Whatever a product is, it provides something – some benefit or solution. And it’s probably not the only one offering such a benefit or solution. Your prospects are well aware of this, so the question “Why should I choose you?” is on their minds. A USP is what clearly separates a brand from its competitors. It’s something only it offers. Instead of attempting to be known for everything, businesses, products, or services with a unique selling proposition stand for something specific, and it becomes what each is known for.
USP, UEP, and U-Spiritual-P
Today, some experts argue that the concept of the unique selling proposition creates “singularization,” or narrow-minded marketing. They espouse that today’s markets are more global and consumers have far more choices with information readily available via the internet. They argue that today’s markets are flooded with me-too products that can’t be differentiated singularly through rationale promises, but instead have to be differentiated emotionally and even spiritually.

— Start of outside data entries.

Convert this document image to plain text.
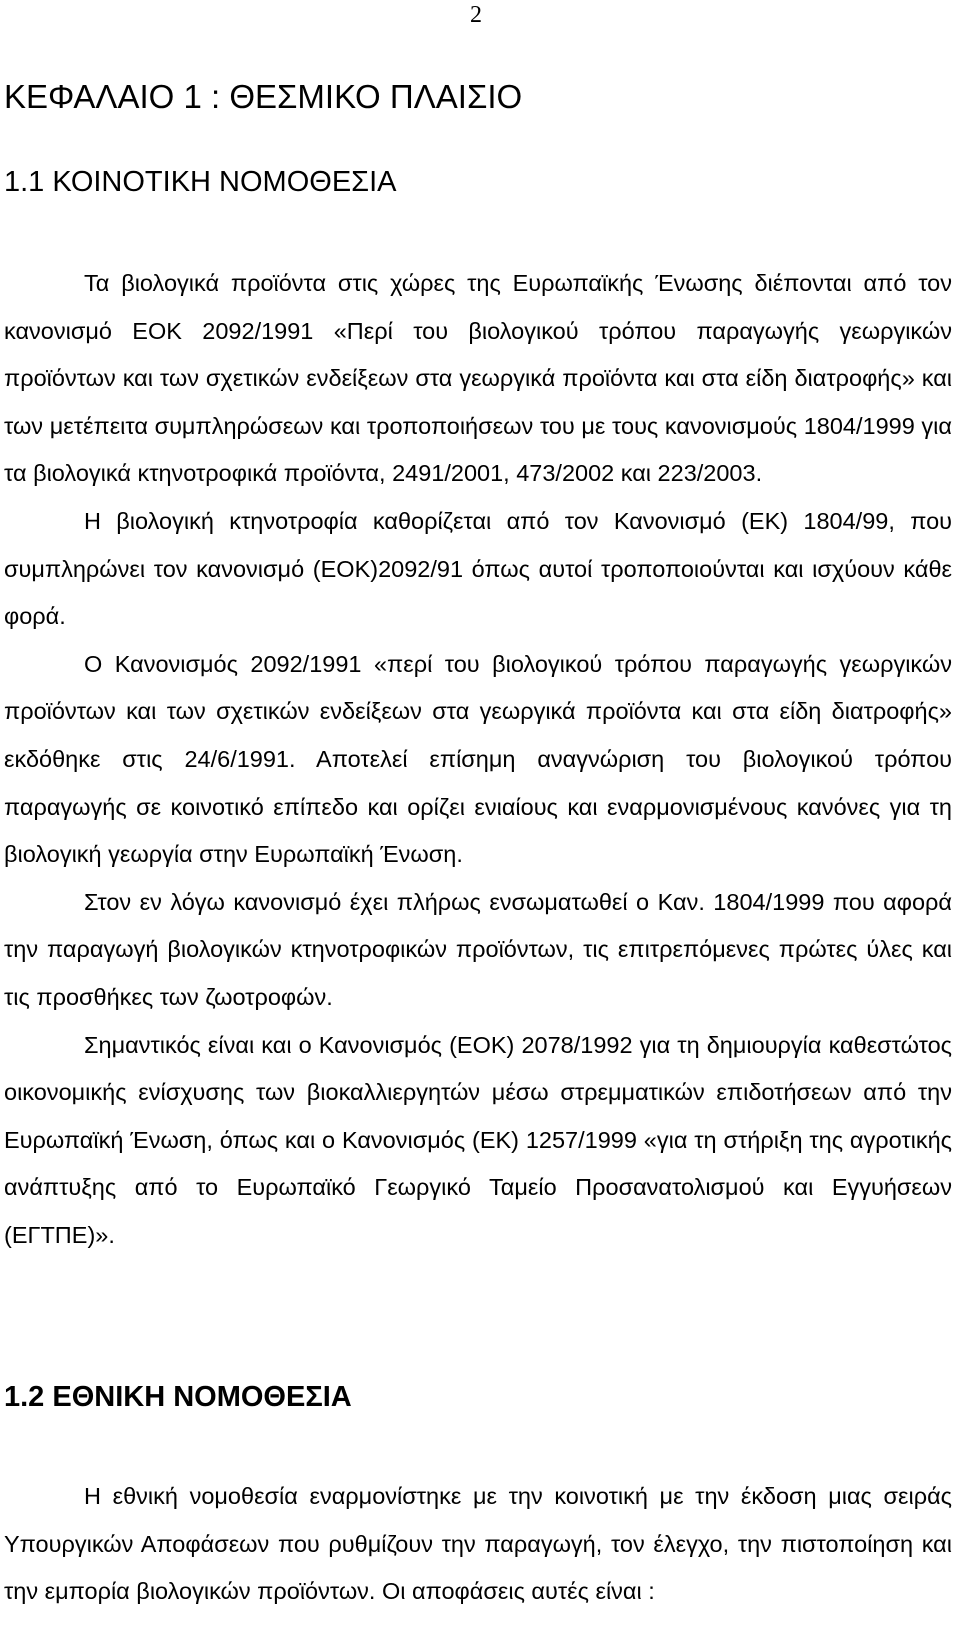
2
ΚΕΦΑΛΑΙΟ 1 : ΘΕΣΜΙΚΟ ΠΛΑΙΣΙΟ
1.1 ΚΟΙΝΟΤΙΚΗ ΝΟΜΟΘΕΣΙΑ

Τα βιολογικά προϊόντα στις χώρες της Ευρωπαϊκής Ένωσης διέπονται από τον κανονισμό ΕΟΚ 2092/1991 «Περί του βιολογικού τρόπου παραγωγής γεωργικών προϊόντων και των σχετικών ενδείξεων στα γεωργικά προϊόντα και στα είδη διατροφής» και των μετέπειτα συμπληρώσεων και τροποποιήσεων του με τους κανονισμούς 1804/1999 για τα βιολογικά κτηνοτροφικά προϊόντα, 2491/2001, 473/2002 και 223/2003.

Η βιολογική κτηνοτροφία καθορίζεται από τον Κανονισμό (ΕΚ) 1804/99, που συμπληρώνει τον κανονισμό (ΕΟΚ)2092/91 όπως αυτοί τροποποιούνται και ισχύουν κάθε φορά.

Ο Κανονισμός 2092/1991 «περί του βιολογικού τρόπου παραγωγής γεωργικών προϊόντων και των σχετικών ενδείξεων στα γεωργικά προϊόντα και στα είδη διατροφής» εκδόθηκε στις 24/6/1991. Αποτελεί επίσημη αναγνώριση του βιολογικού τρόπου παραγωγής σε κοινοτικό επίπεδο και ορίζει ενιαίους και εναρμονισμένους κανόνες για τη βιολογική γεωργία στην Ευρωπαϊκή Ένωση.

Στον εν λόγω κανονισμό έχει πλήρως ενσωματωθεί ο Καν. 1804/1999 που αφορά την παραγωγή βιολογικών κτηνοτροφικών προϊόντων, τις επιτρεπόμενες πρώτες ύλες και τις προσθήκες των ζωοτροφών.

Σημαντικός είναι και ο Κανονισμός (ΕΟΚ) 2078/1992 για τη δημιουργία καθεστώτος οικονομικής ενίσχυσης των βιοκαλλιεργητών μέσω στρεμματικών επιδοτήσεων από την Ευρωπαϊκή Ένωση, όπως και ο Κανονισμός (ΕΚ) 1257/1999 «για τη στήριξη της αγροτικής ανάπτυξης από το Ευρωπαϊκό Γεωργικό Ταμείο Προσανατολισμού και Εγγυήσεων (ΕΓΤΠΕ)».

1.2 ΕΘΝΙΚΗ ΝΟΜΟΘΕΣΙΑ

Η εθνική νομοθεσία εναρμονίστηκε με την κοινοτική με την έκδοση μιας σειράς Υπουργικών Αποφάσεων που ρυθμίζουν την παραγωγή, τον έλεγχο, την πιστοποίηση και την εμπορία βιολογικών προϊόντων. Οι αποφάσεις αυτές είναι :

They argue that today’s brands operate in a far more complex world than 50 years ago – back when many brands were single-product offerings, and the only variation came in pack size, or the occasional flavor or fragrance. In most categories, there were two, maybe three competitors, so a simple unique selling proposition worked.

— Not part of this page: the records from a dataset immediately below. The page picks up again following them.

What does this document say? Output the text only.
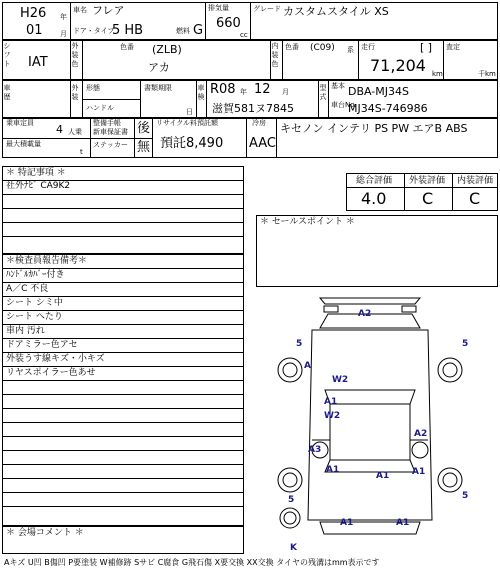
H26 年
01 月
車名 フレア
ドア・タイプ
5 HB	燃料 G
排気量
660
cc
グレード カスタムスタイル XS
シフト IAT
外装色
色番 (ZLB)
アカ
内装色
色番 (C09) 系 走行	[ ]
71,204 km
査定
千km
車歴
外装
形態
ハンドル
書類期限
日
車検 R08 年 12 月
滋賀581ヌ7845
型式
基本 DBA-MJ34S
車台No.
MJ34S-746986
乗車定員 4 人乗
最大積載量
t
整備手帳
新車保証書
ステッカー
後
無
リサイクル料預託額
預託8,490
冷房
AAC
キセノン インテリ PS PW エアB ABS
＊ 特記事項 ＊
社外ﾅﾋﾞ CA9K2	総合評価 外装評価 内装評価
4.0 C C
＊ セールスポイント ＊
＊検査員報告備考＊
ﾊﾝﾄﾞﾙｶﾊﾞｰ付き
A／C 不良
シート シミ中
シート へたり
車内 汚れ
ドアミラー色アセ
外装うす線キズ・小キズ
リヤスポイラー色あせ
＊ 会場コメント ＊
Aキズ U凹 B傷凹 P要塗装 W補修跡 Sサビ C腐食 G飛石傷 X要交換 XX交換 タイヤの残溝はmm表示です
A2
5
A
5
W2
A1
W2
A3
A2
A1
A1	A1
5
A1	A1
5
K
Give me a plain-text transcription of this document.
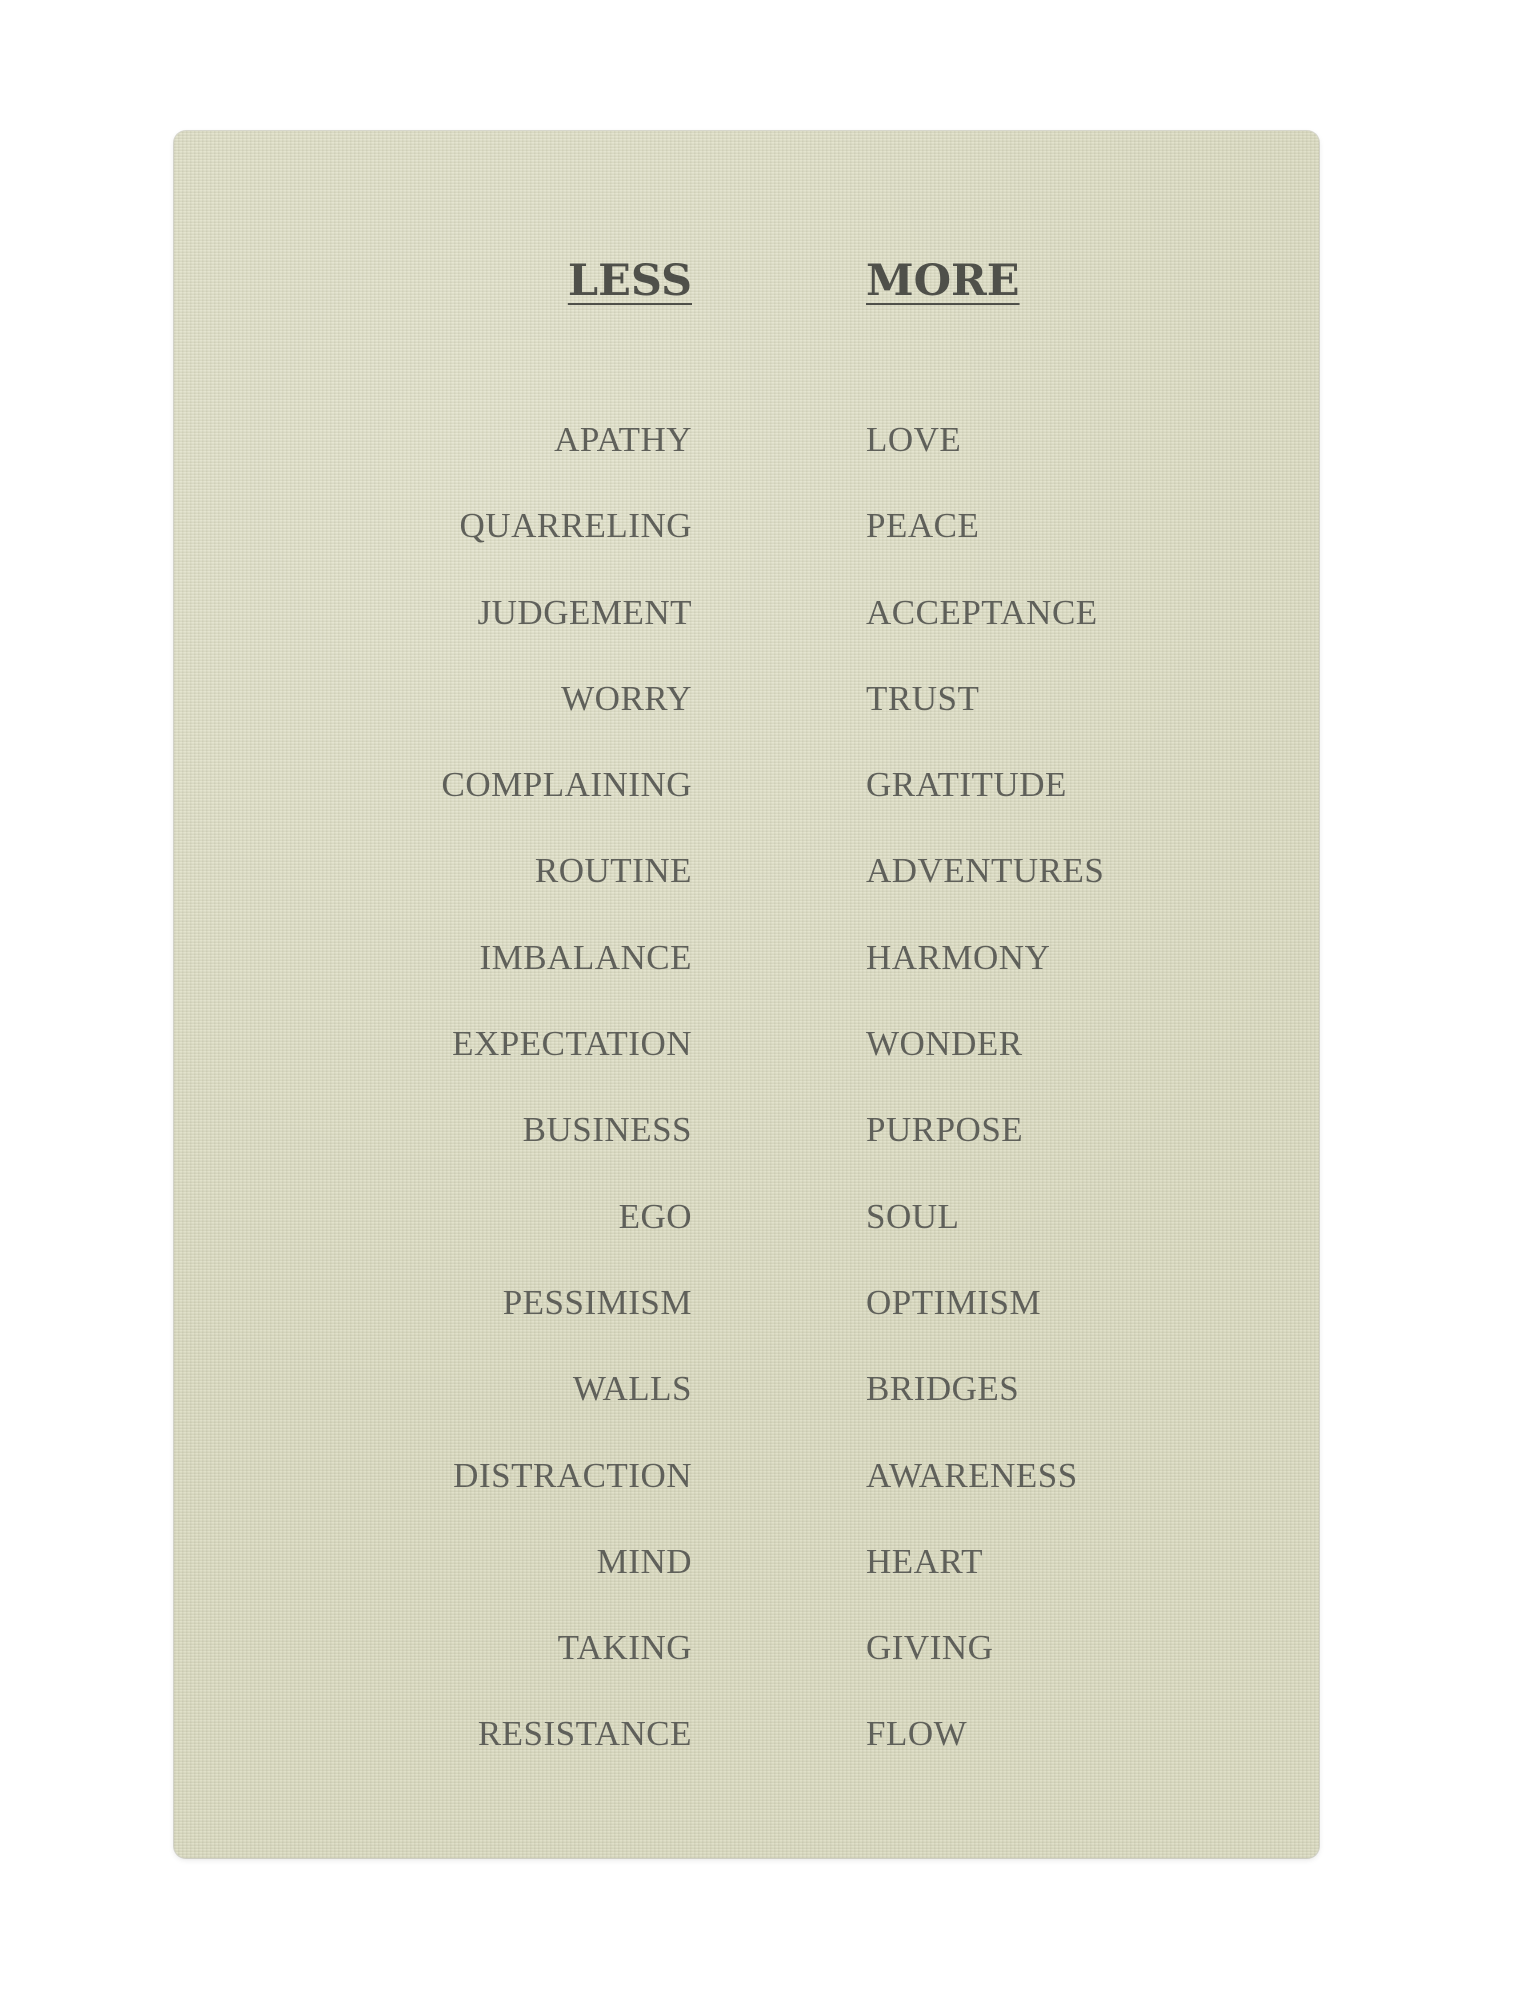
LESS	MORE
APATHY
QUARRELING
JUDGEMENT
WORRY
COMPLAINING
ROUTINE
IMBALANCE
EXPECTATION
BUSINESS
EGO
PESSIMISM
WALLS
DISTRACTION
MIND
TAKING
RESISTANCE
LOVE
PEACE
ACCEPTANCE
TRUST
GRATITUDE
ADVENTURES
HARMONY
WONDER
PURPOSE
SOUL
OPTIMISM
BRIDGES
AWARENESS
HEART
GIVING
FLOW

But not today they argue, as consumers have four to five or even more choices in any category. Not only that, they can source their brand of choice quickly from anywhere around the world.
Often marketers must talk to their core target group, users, and non-users in different countries with different cultures, who have different levels of awareness and attitudes to their brands. They must address multiple target groups with multiple propositions simultaneously, so a single unique selling proposition can’t work.
Subsequently, some experts argue that brands need to focus on differentiating themselves from competition on three levels: the USP (What does this product do – unique selling proposition), the UEP (How does this product make me feel? – unique emotional promise) and the U-Spiritual-P (How does this determine who I am? – unique spiritual proposition).
They argue that markets flooded with me-too products demand a UEP and a U-Spiritual-P. Consumers not only want a product that satisfies their need(s), but they want it to reflect how they feel and who they are – which ultimately defines their inner being.
They argue that to achieve this, new brand frameworks are required – ones that recognize the need for simultaneous multiplicity. Rather than one message being repeated, which may “talk” to only part of a brand’s total audience, brands need to orchestrate a more complex and deeper, more engaging set of messages.
Call it What You Want
With all that said, most marketers and business professionals agree that brands still need to embrace a core theme or strategy that addresses the nuances of different markets, trade channels, and consumer beliefs. For a business, product, or service to succeed, it must have a point of difference that causes customers or consumers to choose it over other alternatives. Call it USP, UEP, U-Spiritual-P – or a collection of one, two, or more of these factors – differentiation must occur across benefits that one can touch and feel or perceive: physical, tangible, intangible, and ethereal benefits. And then these presumably meaningful benefits must be delivered on a consistent basis and in a manner that motivates ongoing purchases.